At a time when people like the first president of the Lutheran Church–Missouri Synod, C. F. W. Walther, who was born in the same year as Stowe, argued that slavery was ordained by God and a positive, biblically-grounded good, Stowe set forth a minority position that was also biblically-grounded: slavery is contradicted by the Bible’s teachings about human equality and dignity, about human freedom and responsibility, about Christ’s love for “the lowliest members of society.”

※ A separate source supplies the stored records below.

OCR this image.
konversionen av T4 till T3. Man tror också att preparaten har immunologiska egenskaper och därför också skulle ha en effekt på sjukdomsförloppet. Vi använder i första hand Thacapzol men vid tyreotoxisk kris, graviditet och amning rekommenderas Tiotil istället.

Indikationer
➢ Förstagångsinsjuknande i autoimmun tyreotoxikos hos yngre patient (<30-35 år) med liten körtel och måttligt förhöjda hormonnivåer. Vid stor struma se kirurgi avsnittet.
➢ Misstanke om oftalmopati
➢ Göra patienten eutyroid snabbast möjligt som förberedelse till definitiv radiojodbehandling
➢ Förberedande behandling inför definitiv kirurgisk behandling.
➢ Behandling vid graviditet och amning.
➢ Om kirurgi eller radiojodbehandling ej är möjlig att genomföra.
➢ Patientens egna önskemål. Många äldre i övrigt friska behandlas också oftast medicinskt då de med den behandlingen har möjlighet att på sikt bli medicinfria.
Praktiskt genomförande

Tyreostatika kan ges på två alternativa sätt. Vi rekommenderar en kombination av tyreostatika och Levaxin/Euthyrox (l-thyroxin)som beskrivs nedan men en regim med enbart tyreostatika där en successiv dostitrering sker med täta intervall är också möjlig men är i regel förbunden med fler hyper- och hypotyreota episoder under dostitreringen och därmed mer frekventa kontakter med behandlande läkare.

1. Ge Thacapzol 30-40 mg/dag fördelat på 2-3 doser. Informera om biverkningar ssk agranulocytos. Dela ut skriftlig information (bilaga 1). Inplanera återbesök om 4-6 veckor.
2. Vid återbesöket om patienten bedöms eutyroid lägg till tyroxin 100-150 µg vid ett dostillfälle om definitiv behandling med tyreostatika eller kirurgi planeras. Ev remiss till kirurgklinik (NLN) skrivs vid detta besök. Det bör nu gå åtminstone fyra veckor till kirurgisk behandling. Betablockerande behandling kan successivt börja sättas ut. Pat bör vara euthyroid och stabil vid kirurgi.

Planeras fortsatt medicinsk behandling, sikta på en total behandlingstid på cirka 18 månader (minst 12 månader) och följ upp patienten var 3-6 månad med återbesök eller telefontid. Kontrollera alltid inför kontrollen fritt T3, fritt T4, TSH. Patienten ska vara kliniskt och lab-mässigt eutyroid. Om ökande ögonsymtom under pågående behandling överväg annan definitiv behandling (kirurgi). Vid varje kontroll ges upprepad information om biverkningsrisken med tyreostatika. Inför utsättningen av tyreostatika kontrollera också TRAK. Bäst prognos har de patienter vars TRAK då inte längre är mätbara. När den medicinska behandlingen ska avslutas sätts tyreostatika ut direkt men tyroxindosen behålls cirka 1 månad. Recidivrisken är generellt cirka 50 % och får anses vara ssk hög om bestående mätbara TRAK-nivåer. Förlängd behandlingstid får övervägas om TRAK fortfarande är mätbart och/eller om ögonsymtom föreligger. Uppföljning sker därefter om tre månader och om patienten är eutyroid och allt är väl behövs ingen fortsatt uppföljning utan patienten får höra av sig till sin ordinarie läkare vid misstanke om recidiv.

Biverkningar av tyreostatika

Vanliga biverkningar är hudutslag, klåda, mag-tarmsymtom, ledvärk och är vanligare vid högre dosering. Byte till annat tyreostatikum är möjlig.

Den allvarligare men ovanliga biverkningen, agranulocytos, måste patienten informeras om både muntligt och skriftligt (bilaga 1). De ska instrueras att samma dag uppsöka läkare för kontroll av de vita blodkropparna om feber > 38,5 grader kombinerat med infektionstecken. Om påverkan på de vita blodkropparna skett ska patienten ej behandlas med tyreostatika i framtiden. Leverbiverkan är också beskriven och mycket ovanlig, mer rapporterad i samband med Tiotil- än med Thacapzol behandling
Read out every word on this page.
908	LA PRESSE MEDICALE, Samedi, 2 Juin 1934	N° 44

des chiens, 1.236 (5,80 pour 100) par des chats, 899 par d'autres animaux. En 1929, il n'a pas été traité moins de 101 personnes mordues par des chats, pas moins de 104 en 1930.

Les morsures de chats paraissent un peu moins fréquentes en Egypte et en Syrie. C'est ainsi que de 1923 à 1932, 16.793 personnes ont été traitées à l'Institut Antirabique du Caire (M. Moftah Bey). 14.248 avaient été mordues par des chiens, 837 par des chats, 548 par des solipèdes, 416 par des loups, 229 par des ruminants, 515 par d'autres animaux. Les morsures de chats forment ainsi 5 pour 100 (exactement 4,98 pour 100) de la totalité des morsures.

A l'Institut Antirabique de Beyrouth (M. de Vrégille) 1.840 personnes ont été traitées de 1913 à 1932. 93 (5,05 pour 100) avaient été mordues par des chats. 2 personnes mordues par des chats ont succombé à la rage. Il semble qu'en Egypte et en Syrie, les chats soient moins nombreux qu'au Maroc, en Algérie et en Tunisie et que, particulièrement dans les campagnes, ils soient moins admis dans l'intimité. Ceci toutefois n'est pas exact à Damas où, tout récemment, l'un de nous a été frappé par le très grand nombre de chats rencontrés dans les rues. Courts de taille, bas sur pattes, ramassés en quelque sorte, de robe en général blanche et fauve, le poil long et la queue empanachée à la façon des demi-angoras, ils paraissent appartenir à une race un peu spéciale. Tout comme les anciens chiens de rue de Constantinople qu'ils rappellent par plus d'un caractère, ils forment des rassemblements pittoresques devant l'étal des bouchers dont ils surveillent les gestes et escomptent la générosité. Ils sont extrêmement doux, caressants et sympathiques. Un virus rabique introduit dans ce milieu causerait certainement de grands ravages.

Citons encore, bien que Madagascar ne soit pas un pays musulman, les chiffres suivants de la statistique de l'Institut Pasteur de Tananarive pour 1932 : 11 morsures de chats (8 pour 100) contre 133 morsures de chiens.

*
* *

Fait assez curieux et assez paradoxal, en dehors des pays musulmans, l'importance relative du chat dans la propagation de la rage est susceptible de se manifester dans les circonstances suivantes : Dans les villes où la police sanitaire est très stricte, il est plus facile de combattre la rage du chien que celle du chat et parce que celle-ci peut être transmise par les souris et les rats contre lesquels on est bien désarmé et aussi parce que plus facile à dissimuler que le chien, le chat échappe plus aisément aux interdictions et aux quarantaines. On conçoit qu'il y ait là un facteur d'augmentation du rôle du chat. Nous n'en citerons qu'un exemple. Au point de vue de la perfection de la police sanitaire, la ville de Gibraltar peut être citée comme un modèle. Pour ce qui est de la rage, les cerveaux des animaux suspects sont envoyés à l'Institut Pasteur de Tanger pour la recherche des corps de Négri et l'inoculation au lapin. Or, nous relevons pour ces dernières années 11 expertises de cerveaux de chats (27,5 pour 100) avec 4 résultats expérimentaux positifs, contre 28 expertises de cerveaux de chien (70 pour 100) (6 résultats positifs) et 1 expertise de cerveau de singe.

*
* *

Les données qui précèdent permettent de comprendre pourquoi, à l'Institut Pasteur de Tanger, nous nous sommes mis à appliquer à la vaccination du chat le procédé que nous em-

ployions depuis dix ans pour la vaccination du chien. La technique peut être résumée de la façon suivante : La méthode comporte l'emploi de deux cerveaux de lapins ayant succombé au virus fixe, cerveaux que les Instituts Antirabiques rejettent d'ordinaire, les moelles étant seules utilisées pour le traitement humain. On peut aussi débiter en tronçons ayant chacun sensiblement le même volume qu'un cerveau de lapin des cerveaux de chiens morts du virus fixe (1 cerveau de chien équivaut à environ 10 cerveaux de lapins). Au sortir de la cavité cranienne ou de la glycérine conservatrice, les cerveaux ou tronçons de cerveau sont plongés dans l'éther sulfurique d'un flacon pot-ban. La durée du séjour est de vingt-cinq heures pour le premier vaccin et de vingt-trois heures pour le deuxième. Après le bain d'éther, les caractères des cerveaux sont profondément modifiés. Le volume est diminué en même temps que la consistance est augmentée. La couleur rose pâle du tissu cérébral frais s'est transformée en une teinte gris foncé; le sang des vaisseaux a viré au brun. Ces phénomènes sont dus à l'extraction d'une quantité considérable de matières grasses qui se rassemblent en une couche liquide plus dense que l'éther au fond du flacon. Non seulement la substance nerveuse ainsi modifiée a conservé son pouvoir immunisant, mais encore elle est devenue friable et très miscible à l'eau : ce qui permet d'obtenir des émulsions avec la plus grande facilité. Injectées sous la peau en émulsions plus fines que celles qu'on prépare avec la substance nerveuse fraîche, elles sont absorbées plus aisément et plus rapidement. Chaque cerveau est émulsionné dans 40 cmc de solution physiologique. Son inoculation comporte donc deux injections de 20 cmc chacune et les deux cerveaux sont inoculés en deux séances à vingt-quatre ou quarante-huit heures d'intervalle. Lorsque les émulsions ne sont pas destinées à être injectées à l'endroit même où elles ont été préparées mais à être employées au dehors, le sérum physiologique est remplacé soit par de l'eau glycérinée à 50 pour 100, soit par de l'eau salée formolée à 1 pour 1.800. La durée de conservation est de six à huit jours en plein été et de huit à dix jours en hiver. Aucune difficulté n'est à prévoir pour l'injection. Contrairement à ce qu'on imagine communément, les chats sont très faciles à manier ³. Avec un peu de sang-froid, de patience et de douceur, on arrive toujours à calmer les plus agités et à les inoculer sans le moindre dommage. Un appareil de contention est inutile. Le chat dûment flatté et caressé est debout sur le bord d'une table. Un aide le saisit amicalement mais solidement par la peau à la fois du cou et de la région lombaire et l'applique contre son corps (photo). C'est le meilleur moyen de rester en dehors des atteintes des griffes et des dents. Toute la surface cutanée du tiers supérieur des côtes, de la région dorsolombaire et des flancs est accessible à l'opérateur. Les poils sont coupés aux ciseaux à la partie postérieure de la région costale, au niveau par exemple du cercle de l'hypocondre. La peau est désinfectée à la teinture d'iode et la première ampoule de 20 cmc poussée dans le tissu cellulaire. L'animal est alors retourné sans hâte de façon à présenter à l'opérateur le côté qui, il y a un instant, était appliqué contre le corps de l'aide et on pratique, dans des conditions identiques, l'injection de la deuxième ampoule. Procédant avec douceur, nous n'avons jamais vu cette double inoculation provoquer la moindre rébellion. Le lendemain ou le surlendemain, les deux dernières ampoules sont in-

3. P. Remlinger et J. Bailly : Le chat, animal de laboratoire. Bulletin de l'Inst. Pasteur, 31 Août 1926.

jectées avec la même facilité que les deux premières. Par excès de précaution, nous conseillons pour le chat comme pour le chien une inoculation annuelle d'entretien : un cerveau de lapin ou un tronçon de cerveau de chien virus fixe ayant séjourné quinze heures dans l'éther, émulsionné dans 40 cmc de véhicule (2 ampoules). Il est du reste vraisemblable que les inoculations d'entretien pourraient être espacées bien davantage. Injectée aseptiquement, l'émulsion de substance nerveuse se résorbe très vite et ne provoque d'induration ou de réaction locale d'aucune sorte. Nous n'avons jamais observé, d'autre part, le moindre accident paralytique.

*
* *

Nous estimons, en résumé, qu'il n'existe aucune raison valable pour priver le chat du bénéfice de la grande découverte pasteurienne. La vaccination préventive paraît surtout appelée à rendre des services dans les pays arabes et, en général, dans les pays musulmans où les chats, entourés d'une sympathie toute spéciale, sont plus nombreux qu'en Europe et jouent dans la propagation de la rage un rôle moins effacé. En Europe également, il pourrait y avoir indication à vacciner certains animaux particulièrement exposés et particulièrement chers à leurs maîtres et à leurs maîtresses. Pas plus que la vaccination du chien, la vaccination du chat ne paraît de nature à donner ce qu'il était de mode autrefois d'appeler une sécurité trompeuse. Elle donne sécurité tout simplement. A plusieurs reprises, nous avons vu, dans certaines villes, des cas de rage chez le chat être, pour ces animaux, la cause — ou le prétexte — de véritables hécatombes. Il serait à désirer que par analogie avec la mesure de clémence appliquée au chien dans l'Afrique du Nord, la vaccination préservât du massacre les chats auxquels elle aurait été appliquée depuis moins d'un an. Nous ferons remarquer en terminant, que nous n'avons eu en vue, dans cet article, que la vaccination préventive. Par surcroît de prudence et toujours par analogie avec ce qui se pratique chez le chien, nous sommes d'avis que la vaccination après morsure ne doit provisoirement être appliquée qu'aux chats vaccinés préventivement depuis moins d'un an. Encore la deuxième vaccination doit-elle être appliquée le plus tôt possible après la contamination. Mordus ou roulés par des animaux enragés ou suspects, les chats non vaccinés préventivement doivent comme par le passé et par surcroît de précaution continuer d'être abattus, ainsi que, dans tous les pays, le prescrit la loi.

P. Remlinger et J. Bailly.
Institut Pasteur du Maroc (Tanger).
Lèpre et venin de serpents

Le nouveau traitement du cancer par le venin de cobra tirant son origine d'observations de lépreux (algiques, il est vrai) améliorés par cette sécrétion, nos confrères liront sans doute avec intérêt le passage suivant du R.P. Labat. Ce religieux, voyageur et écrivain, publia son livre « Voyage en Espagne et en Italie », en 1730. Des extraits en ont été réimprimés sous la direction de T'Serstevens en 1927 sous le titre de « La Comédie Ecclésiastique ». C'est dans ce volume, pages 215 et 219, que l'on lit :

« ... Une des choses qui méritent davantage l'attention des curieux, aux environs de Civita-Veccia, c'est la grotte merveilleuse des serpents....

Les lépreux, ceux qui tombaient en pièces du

… Already as a young woman, Harriet was judged to be an intellectual cut above the rest of her siblings. Because the pastoral office was off-limits to her because of her gender (both she and her father wished that she had been born a male, since she had the intellectual and physical gifts to be a pastor), she channeled her creaturely gifts in the one public direction that was then open to women: writing. She described her calling as a “vocation to preach on paper.” The mother of seven children, Harriet always found time to write, in between her responsibilities as mother and home-maker.Later, she told those who would listen that her most famous novel came to her as a series of heavenly “visions,” not unlike the fulfillment of Joel’s famous prophecy, quoted by St. Peter in Acts chapter two. Such “revelations” have long been a feminine experience within the Christian tradition. One thinks immediately of Julian of Norwich’s Showings, but there have been many others. The recent work by historian David S. Reynolds, Mightier Than the Sword: “Uncle Tom’s Cabin” and the Battle for America (New York: Norton, 2011), which received a very favorable review in last week’s New Yorker, explains that Stowe’s visions began in 1851. While she was taking Holy Communion, she “saw four figures: an old slave being whipped to death by two fellow slaves, who were goaded on by a brutal white man.” Uncle Tom was the beaten slave and Simon Legree the white man.